Pensava di aver fatto un figurone a farsi trovare così. Gli sembrava di avere un’aria molto più matura. Un colpo di fortuna.  Pochi istanti ed erano già fuori.

“Sei sicuro che non ti ho disturbato?”

“Avevo finito”, disse lui, “Il pomeriggio aiuto sempre un po’ mio padre. Più che altro imparo.” Aveva pensato di impressionarla con qualche piccola bugia ma poi gli era venuto spontaneo essere sincero.

“Bello”, concesse lei, poi, come se volesse trovare una giustificazione, aggiunse: “A casa mi annoiavo.”

“Hai fatto bene a passare. Sediamoci da Cesare, tra un po’ arrivano i miei amici così te li presento”

“No, se non ti dispiace io volevo camminare un po’. Ti va?”

Alberto alzò le spalle, mise le mani in tasca e disse: “Andiamo”. Sperò di essere sembrato sufficientemente naturale, si inumidì le labbra troppo secche.

Lasciarono la piazzetta, attraversarono la strada e salirono le scale che portavano alla piazza grande, davanti alla chiesa.

“Hai mai visto il castagno?”

“Veramente non ho visto niente, sarà la seconda volta che vengo in questa piazza.”

“Scusa, ma da quanto tempo sei a Borgovecchio?”

“Due anni, ma sto sempre a Roma, praticamente.”

“Peggio per te”, azzardò lui, “non sai cosa ti perdi.”  

Alberto prese la strada che dalla piazza saliva verso quella parte del paese che tutti chiamavano “il Colle”, lei camminava un passo dietro di lui.

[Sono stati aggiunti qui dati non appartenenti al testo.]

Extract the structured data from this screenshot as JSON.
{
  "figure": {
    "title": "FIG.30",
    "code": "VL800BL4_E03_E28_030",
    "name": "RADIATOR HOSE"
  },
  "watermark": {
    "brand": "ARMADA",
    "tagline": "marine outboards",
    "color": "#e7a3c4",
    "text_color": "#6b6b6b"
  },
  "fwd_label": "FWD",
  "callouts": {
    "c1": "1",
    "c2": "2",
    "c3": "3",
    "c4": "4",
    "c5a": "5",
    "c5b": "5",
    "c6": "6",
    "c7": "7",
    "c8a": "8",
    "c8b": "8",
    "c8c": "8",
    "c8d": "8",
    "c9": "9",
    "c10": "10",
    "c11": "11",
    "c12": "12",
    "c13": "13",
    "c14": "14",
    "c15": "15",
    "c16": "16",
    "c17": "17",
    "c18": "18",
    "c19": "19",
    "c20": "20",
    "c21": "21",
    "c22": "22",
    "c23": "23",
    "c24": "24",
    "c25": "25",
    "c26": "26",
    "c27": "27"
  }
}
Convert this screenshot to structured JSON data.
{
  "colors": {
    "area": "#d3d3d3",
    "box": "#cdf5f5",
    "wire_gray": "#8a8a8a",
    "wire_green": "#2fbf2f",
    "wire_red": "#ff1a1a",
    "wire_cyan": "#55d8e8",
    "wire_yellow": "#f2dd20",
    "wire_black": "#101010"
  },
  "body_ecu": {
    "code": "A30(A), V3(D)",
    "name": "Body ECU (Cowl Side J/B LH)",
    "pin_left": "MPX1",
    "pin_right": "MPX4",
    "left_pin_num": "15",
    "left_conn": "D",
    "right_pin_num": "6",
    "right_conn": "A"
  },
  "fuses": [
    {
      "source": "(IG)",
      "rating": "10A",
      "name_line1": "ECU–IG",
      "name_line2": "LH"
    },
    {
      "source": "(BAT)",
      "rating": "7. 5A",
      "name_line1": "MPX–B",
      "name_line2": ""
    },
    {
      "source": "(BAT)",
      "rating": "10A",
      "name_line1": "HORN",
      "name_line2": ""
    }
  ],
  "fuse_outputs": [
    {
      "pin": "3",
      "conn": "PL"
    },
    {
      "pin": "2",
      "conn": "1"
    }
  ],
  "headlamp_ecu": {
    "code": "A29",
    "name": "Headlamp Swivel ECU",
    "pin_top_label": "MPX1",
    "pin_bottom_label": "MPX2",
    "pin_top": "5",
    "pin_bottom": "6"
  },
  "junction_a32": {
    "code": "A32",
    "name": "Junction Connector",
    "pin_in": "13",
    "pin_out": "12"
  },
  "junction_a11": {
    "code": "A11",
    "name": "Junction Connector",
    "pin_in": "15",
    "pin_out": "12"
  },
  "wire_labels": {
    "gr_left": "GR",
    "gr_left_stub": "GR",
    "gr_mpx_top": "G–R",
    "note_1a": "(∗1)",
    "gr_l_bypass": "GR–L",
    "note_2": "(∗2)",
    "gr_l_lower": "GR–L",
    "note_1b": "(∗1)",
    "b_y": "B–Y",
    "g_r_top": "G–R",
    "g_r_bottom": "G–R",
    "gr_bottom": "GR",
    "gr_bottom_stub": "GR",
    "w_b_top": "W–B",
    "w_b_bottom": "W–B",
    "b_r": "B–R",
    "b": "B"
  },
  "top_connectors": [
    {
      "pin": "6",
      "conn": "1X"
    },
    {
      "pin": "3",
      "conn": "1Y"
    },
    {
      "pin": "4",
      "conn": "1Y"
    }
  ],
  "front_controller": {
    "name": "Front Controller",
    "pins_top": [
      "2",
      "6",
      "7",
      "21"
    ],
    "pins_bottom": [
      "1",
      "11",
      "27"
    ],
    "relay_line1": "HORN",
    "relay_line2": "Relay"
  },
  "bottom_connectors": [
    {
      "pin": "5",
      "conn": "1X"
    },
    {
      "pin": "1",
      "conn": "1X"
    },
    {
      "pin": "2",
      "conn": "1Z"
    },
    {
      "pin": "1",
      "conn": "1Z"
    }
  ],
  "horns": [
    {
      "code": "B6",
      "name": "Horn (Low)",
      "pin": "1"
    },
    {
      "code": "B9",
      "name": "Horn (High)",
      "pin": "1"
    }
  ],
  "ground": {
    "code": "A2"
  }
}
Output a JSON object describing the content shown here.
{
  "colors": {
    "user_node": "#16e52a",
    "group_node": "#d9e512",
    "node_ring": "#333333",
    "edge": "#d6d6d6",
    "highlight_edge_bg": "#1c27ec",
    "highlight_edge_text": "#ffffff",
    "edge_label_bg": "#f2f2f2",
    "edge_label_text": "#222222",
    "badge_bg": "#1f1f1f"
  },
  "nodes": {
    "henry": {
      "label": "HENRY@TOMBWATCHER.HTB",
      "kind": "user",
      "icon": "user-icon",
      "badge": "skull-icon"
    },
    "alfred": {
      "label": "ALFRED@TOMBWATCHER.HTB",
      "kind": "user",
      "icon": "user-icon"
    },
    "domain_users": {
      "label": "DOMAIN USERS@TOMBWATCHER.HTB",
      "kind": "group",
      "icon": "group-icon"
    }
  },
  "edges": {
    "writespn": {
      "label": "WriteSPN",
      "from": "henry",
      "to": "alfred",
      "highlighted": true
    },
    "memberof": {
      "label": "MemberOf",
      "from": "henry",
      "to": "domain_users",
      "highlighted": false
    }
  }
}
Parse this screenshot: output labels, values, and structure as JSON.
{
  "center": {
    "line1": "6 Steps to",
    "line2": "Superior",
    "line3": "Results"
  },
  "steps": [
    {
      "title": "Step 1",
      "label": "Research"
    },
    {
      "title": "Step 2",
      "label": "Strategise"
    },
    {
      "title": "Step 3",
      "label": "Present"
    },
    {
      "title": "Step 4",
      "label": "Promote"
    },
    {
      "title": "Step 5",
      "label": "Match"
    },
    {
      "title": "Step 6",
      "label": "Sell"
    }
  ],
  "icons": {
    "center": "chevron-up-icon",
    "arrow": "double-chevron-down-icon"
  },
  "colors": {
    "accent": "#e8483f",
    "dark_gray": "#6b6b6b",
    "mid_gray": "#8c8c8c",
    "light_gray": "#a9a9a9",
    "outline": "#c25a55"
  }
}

Il fiato corto procurato dalla salita forniva una buona scusa per limitare le parole, ma non durò che qualche minuto. L’asfalto ruvido e sconnesso, poi le ultime case, e con esse Borgovecchio, si persero alle loro spalle e la strada divenne una mulattiera pianeggiante e assolata.

Il castagno era lì, poco più avanti, una cupola imponente che a giugno sembrava come impolverata da fiori bianchi e che proiettava la sua ombra fino alla strada. Alberto si avvicinò al grosso fusto e lo salutò dando pacche sulla corteccia come alle spalle di un vecchio amico. Spiò l’espressione di Cleo senza indovinare uno solo dei suoi pensieri.

“Eccolo qua, ti piace?” le disse. Aveva l’aria di avercelo messo lui lì, quel castagno.

“Si, bello. Però voglio stare al sole, ci sdraiamo laggiù?”

Rimase deluso dalla reazione di lei ma decise che in fondo del castagno non gliene importava così tanto. Lei andò a sedersi sull’erba.

“Oh! Vieni?”

Da una piccola borsa colorata, che portava a tracolla, tirò fuori un walkman, mise un solo auricolare tenendo l’altro tra le dita aspettando che lui le si sedesse a fianco e lo mettesse a sua volta.

Lui lo fece. Gli tremavano un po’ le mani a sentire il buon odore di lei così vicino, chiuse gli occhi per guardare il sole e scottarsi la faccia e la cosa funzionò, sentì di recuperare un po’ di calma.

“Vieni giù” disse lei. Rimasero così sdraiati nell’erba alta, con le teste quasi attaccate, agganciate per l’orecchio alle note di un’armonica e alla voce calda e profonda di Guccini. Poche frasi e qualche ritornello cantato insieme.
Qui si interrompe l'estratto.